En plus des nombreuses légendes racontées par Pallas sur les huit Dragsheds implorés de préférence par les Mongols, je joins ici les légendes de Lhamo (sanscrit Kâlâdevi), Tsangpa (sanscr., Brahma) et Chakdor ou Chakna dordje (sanscr., Vadjrapāni), adversaires des démons.

LÉGENDE DE LHAMO (SANSCRIT KÂLÂDEVI)

La déesse Lhamo[1] était mariée avec Shindje, roi des Doudpos qui, à l’époque de ce mariage, prit la forme du roi de Ceylan.

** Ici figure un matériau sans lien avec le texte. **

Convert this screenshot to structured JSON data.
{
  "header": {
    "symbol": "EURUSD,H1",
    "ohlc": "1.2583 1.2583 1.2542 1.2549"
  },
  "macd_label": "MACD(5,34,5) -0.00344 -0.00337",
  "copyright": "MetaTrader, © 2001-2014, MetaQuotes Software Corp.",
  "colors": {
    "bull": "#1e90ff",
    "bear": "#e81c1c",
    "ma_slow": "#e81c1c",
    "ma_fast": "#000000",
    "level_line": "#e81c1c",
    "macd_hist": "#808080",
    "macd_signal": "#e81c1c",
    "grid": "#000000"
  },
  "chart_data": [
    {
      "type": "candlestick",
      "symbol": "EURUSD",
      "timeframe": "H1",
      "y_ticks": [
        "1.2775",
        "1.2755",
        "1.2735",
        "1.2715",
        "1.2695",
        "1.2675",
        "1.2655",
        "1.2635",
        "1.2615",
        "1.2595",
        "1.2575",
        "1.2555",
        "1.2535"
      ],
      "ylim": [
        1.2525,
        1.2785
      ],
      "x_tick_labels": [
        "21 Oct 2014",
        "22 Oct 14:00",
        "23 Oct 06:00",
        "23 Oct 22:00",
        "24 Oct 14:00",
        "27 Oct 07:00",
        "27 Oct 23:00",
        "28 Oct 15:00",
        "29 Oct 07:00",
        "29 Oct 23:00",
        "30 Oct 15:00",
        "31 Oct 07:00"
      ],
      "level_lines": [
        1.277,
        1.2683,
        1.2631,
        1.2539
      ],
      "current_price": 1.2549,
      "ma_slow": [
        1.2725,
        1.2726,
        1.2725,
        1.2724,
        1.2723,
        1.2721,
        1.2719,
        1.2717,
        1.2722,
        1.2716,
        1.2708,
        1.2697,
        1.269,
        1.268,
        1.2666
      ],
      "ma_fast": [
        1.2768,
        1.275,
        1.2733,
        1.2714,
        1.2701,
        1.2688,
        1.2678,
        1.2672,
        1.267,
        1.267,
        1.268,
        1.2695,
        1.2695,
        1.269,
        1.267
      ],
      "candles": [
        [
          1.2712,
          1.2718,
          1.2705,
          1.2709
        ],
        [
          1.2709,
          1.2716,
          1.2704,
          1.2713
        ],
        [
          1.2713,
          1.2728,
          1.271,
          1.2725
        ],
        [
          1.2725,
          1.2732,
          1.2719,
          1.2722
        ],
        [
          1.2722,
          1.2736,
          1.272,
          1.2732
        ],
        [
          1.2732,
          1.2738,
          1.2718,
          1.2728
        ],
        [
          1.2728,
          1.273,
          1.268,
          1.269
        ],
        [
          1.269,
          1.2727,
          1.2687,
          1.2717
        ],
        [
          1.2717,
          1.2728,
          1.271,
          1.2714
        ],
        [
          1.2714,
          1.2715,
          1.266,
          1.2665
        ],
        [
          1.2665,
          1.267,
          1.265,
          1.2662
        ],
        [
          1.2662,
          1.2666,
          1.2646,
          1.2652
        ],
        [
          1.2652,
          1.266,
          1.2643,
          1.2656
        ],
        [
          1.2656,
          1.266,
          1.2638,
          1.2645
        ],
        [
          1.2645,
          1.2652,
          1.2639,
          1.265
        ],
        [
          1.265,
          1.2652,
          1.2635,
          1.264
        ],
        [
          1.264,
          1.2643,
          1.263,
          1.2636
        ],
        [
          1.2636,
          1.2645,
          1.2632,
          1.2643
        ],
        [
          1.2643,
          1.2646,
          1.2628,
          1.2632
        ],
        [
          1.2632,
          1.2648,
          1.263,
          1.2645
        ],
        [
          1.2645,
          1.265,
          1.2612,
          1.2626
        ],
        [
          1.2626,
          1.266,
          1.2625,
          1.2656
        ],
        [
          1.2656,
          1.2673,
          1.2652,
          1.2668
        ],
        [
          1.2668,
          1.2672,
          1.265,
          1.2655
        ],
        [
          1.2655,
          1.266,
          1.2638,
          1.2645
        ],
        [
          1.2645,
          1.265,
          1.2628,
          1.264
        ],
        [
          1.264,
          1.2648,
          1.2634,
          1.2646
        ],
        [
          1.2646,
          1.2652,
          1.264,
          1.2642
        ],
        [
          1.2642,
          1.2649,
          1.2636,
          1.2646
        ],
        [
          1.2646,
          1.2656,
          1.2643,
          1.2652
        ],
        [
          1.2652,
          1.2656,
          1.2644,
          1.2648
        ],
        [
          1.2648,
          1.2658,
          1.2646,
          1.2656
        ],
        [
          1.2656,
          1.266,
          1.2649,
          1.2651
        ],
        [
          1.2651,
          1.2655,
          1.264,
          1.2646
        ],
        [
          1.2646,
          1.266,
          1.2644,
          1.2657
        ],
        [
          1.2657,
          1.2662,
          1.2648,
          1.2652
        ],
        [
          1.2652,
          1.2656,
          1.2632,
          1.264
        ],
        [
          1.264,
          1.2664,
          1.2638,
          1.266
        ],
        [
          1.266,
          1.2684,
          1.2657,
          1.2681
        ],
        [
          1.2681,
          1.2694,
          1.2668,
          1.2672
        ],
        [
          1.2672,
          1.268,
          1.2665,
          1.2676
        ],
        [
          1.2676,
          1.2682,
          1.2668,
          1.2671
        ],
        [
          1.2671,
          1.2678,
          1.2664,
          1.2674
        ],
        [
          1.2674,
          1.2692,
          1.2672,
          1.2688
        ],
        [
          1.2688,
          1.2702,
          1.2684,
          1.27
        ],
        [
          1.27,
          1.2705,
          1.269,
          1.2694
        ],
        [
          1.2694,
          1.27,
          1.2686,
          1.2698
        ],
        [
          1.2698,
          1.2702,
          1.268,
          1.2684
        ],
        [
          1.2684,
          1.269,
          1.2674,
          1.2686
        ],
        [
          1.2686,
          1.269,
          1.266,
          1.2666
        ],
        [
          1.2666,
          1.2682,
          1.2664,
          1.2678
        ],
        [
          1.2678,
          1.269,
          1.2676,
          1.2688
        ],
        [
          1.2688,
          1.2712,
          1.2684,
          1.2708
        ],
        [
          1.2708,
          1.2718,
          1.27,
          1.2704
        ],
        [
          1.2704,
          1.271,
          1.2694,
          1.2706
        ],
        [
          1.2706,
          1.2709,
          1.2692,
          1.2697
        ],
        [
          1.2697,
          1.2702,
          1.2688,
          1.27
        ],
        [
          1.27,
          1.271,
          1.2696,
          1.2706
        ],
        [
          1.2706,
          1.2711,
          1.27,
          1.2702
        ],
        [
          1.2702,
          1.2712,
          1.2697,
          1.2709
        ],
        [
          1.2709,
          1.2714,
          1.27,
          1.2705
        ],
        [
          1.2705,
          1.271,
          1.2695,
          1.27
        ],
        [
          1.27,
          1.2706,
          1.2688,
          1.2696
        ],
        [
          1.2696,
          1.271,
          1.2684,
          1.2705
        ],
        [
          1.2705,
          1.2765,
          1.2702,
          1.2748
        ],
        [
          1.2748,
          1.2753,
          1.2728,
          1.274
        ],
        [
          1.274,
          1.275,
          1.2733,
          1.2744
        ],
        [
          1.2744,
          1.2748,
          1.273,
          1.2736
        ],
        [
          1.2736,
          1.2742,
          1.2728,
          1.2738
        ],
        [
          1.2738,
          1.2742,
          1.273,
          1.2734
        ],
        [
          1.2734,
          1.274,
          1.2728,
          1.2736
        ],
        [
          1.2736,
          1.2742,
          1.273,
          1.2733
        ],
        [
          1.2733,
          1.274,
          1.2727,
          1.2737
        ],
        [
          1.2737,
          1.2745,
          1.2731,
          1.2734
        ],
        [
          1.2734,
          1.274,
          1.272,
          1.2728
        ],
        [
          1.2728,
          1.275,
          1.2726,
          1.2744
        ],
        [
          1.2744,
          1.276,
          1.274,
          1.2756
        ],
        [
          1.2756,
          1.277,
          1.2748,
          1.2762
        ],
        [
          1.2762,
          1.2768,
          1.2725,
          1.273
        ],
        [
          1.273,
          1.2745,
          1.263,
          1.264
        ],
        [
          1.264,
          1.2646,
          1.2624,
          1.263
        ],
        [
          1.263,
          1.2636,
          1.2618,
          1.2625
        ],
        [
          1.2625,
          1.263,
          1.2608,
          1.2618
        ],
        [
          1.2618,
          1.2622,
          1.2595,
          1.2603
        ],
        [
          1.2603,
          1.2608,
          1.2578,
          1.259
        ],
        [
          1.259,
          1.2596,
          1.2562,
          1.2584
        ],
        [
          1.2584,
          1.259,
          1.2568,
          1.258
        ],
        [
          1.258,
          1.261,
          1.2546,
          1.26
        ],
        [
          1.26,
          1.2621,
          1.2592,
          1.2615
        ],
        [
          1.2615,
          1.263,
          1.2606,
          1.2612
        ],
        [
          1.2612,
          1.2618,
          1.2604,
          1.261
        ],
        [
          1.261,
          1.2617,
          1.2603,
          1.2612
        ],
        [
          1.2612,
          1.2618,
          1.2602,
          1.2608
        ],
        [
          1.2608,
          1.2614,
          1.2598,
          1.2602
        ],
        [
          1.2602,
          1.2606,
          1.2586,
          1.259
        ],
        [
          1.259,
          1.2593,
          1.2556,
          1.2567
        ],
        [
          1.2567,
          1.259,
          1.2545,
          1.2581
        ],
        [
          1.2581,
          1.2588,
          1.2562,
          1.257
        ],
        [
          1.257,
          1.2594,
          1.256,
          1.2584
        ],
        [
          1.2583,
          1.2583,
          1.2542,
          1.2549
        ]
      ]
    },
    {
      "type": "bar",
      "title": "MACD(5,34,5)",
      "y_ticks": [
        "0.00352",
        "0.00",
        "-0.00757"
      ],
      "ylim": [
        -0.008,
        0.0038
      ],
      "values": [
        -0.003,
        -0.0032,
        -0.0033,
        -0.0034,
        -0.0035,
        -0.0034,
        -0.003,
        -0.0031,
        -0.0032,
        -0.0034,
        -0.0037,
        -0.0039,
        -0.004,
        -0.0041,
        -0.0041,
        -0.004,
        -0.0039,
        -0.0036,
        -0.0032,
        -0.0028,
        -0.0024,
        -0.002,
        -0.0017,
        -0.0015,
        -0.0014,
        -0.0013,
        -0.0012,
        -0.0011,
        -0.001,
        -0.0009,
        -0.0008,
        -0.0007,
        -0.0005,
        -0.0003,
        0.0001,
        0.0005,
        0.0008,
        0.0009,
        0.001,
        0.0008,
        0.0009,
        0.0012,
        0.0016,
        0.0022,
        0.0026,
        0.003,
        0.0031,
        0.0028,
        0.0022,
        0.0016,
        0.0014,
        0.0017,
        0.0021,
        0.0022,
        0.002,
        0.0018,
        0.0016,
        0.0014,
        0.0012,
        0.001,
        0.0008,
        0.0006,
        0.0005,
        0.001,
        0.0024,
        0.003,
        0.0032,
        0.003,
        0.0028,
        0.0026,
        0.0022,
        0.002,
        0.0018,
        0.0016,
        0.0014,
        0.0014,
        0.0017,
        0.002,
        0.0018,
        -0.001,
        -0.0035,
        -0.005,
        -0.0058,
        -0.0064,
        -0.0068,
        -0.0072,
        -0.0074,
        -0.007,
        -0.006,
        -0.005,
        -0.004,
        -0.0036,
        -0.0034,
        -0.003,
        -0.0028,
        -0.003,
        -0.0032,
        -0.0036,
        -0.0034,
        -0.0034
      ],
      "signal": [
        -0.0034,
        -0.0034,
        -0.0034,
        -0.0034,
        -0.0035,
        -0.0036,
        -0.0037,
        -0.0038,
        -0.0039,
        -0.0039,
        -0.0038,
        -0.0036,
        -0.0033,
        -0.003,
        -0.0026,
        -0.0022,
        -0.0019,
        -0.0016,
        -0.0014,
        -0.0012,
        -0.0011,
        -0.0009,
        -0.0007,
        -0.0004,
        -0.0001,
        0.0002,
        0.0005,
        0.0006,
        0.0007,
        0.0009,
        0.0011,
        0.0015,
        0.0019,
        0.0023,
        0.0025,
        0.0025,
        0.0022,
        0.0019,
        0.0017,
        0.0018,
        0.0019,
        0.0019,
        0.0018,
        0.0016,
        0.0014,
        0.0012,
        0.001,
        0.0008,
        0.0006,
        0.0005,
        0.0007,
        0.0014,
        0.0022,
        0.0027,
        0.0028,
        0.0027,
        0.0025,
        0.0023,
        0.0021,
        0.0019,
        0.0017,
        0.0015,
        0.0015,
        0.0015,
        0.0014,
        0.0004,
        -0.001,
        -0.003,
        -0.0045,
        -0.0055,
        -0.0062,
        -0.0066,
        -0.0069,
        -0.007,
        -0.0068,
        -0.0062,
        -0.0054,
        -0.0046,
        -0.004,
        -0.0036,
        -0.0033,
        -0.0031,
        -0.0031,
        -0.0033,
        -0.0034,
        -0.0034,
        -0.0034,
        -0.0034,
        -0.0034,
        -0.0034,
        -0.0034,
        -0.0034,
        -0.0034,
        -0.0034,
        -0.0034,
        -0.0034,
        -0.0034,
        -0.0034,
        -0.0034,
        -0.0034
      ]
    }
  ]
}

La déesse avait fait vœu d’adoucir les habitudes cruelles et méchantes de son époux et de le bien disposer pour la religion du Bouddha, ou, si elle échouait, d’exterminer une race royale si hostile à sa croyance, par le meurtre des enfants qui pourraient naître de son mariage. Par malheur il n’était pas en son pouvoir de changer les mauvais instincts de son époux et elle résolut de tuer son fils, tendrement aimé par le roi, qui voyait en lui l’instrument futur de la ruine complète du bouddhisme à Ceylan. Pendant une absence de ce monarque, la déesse met son projet à exécution ; elle écorche vif son enfant, boit son sang dans son crâne et mange sa chair ; puis elle quitte le palais et se dirige vers sa patrie septentrionale. De la peau de son fils elle fait une selle pour le meilleur cheval des écuries du palais. À son retour le roi, apprenant ce qui s’était passé, saisit un arc et avec une incantation terrible, décoche une flèche empoisonnée à sa redoutable épouse. La flèche frappe le dos du cheval et y reste fixée ; mais la reine neutralise l’effet de l’imprécation, arrache l’arme mortelle et prononce la sentence suivante : « Puisse la blessure de mon cheval devenir un œil assez large pour embrasser d’un seul regard les vingt-quatre régions et puissé-je moi-même exterminer la race de ces méchants rois de Ceylan ! » Elle continue son voyage vers le Nord, traversant en grande hâte l’Inde, le

  1. Dans une prière adressée à cette déesse, qui est imprimée planche XII, elle est invoquée sous le nom de Rima. Cette légende est relatée dans le livre Paldan Lhamoi kang shag, se confesser devant la vénérable Lhamo. Ce traité se lit quand on offre un sacrifice à la déesse. Un exemplaire de ce livre en tibétain et en mongol est à la bibliothèque de l’université de Saint-Pétersbourg. L’édition mongole présente quelques détails en kalmouk, qui n’existent pas dans la version tibétaine.